5 QC Filtering
Tutorial: https://satijalab.org/seurat/articles/pbmc3k_tutorial#qc-and-selecting-cells-for-further-analysis
5.1 QC and selecting cells for further analysis
Why do we need to do this?
Low quality cells can add noise to your results leading you to the wrong biological conclusions. Using only good quality cells helps you to avoid this. Reduce noise in the data by filtering out low quality cells such as dying or stressed cells (high mitochondrial expression) and cells with few features that can reflect empty droplets.
Challenge: The meta.data slot in the Seurat object
Where are QC metrics stored in Seurat?
- The number of unique genes and total molecules are automatically calculated during
CreateSeuratObject()
- You can find them stored in the object meta data
What do you notice has changed within the
meta.data
table now that we have calculated mitochondrial gene proportion?Imagine that this is the first of several samples in our experiment.
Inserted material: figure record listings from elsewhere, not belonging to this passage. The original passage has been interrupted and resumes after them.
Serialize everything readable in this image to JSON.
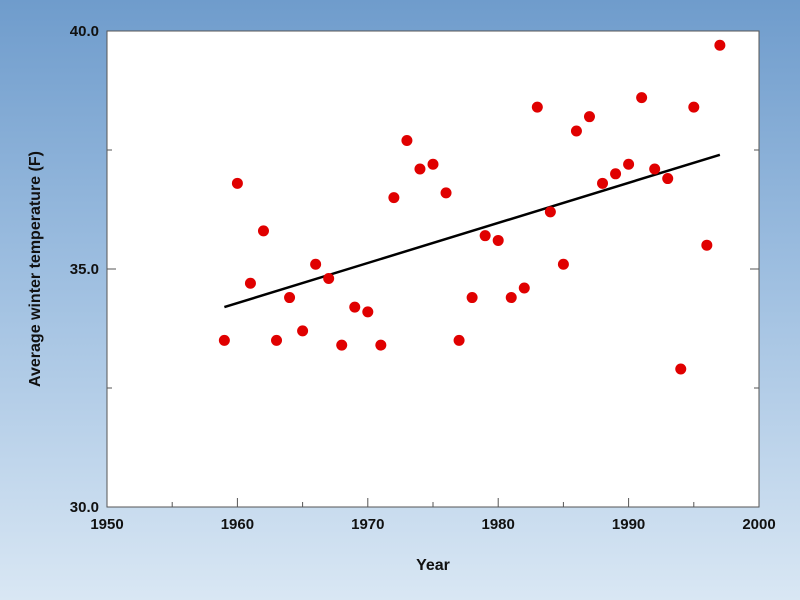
{
  "chart_data": {
    "type": "scatter",
    "title": "",
    "xlabel": "Year",
    "ylabel": "Average winter  temperature (F)",
    "xlim": [
      1950,
      2000
    ],
    "ylim": [
      30.0,
      40.0
    ],
    "x_ticks": [
      1950,
      1960,
      1970,
      1980,
      1990,
      2000
    ],
    "y_ticks": [
      30.0,
      35.0,
      40.0
    ],
    "x_tick_labels": [
      "1950",
      "1960",
      "1970",
      "1980",
      "1990",
      "2000"
    ],
    "y_tick_labels": [
      "30.0",
      "35.0",
      "40.0"
    ],
    "grid": false,
    "legend": "none",
    "colors": {
      "points": "#e00000",
      "trendline": "#000000",
      "plot_background": "#ffffff"
    },
    "series": [
      {
        "type": "scatter",
        "x": [
          1959,
          1960,
          1961,
          1962,
          1963,
          1964,
          1965,
          1966,
          1967,
          1968,
          1969,
          1970,
          1971,
          1972,
          1973,
          1974,
          1975,
          1976,
          1977,
          1978,
          1979,
          1980,
          1981,
          1982,
          1983,
          1984,
          1985,
          1986,
          1987,
          1988,
          1989,
          1990,
          1991,
          1992,
          1993,
          1994,
          1995,
          1996,
          1997
        ],
        "y": [
          33.5,
          36.8,
          34.7,
          35.8,
          33.5,
          34.4,
          33.7,
          35.1,
          34.8,
          33.4,
          34.2,
          34.1,
          33.4,
          36.5,
          37.7,
          37.1,
          37.2,
          36.6,
          33.5,
          34.4,
          35.7,
          35.6,
          34.4,
          34.6,
          38.4,
          36.2,
          35.1,
          37.9,
          38.2,
          36.8,
          37.0,
          37.2,
          38.6,
          37.1,
          36.9,
          32.9,
          38.4,
          35.5,
          39.7
        ]
      },
      {
        "type": "line",
        "x": [
          1959,
          1997
        ],
        "y": [
          34.2,
          37.4
        ]
      }
    ]
  }
}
Add a
samplename
column to to themeta.data
table.
Challenge: Filter the cells
Apply the filtering thresolds defined above.
- How many cells survived filtering?
The PBMC3k dataset we’re working with in this tutorial is quite old. There are a number of other example datasets available from the 10X website, including this one - published in 2022, sequencing 10k PBMCs with a newer chemistry and counting method.
- What thresholds would you chose to apply to this modern dataset?